Além disso, por se tratar de propostas dissidentes da forma de
produção corrente e majoritária naquele ambiente, a Paraísos Artificiais começou a levar suas produções para trabalhos não acadêmicos, mesmo utilizando da infraestrutura oferecida pela ECA-USP. O baixo orçamento disponível, pelo fato dos alunos tirarem dinheiro de seus próprios bolsos para as produções, era um problema constante, mas mesmo assim a produtora chegava a conseguir finalizar três a quatro filmes por ano, um número considerável para as condições existentes na época.

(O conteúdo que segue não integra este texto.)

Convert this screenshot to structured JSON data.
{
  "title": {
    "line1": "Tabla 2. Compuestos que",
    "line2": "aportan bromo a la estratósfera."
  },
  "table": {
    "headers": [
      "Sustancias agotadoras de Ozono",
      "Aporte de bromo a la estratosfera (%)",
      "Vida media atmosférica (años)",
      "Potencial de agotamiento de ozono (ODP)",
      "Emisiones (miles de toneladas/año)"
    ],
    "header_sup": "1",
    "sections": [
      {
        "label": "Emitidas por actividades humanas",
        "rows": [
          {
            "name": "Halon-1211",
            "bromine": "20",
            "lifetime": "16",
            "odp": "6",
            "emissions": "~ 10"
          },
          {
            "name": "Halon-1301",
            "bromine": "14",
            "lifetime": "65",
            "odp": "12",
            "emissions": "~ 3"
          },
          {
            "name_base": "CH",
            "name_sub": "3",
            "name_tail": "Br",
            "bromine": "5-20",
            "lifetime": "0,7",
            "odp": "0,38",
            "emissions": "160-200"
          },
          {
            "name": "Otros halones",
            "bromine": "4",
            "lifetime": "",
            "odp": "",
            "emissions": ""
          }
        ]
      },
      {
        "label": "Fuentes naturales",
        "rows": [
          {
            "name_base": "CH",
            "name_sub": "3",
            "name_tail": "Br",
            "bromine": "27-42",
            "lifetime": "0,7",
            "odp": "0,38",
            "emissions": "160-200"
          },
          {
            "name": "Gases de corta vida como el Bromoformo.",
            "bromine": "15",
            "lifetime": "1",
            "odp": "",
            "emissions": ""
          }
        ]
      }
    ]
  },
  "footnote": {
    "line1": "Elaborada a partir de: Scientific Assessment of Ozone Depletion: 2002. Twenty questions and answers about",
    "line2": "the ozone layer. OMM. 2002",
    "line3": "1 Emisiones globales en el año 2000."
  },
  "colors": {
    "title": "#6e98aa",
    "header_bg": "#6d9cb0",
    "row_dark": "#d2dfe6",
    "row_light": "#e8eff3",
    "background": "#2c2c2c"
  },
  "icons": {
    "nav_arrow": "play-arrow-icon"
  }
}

Um fato extremamente curioso a ser ressaltado também é que a
maioria das produções realizadas pela Paraísos eram em 35mm, diferentemente do padrão 16mm que era geralmente adotado. O mais curioso é que a escolha não se dava apenas pela maior qualidade que o filme 35mm oferecia, mas sim porque as câmeras de 16mm da ECA-USP eram extremamente disputadas pelos alunos, justamente por ser o formato mais popular de produção universitária na época, enquanto as câmeras de 35mm geralmente ficavam paradas quase o ano todo. Mesmo o filme 35mm sendo mais caro, a opção de filmar nesse formato se dava pelo fato de que, filmando em 35mm, eles tinham as câmeras disponíveis quase o tempo todo para a utilização. Apesar disso, essa escolha acabava por reforçar ainda mais a necessidade do máximo aproveitamento do material filmado, uma vez que a os filmes 35mm tornavam as produções ainda mais caras, além de fazer com que os filmes da produtora tivessem de sofrer reduções para 16mm para participar das mostras de curtas que aconteciam, geralmente adotando o formato de 16mm.
Sendo assim, por todo o contexto no qual estava inserida a Paraísos
Artificias foi uma iniciativa de extrema importante para uma produção nacional em queda, mostrando que, apesar dos pesares e com um extremo baixo orçamento era ainda possível não só produzir filmes no Brasil, como experimentar. Mesmo tendo suas atividades encerradas em 1996, de filmes como Sinhá demência e outras histórias e Meressias, ambos de Christian Saghaard, Ave e Juvenília, de Paulo Sacramento, e Noite final menos cinco minutos, de Débora Waldman (única exceção da produtora em relação ao baixo orçamento, por ter conseguido incentivos externos), há uma forte construção autoral, alegórica, irônica e pessimista expressa nos filmes. Um retrato do próprio horizonte pessimista para produções que se apresentava para os diretores, que nunca tinham a certeza de quando fariam seu próximo filme. É mais uma entre tantas incríveis demonstrações que encontramos no cinema nacional e mundial de como, mesmo com baixíssimas condições disponíveis, é possível realizar grandes trabalhos.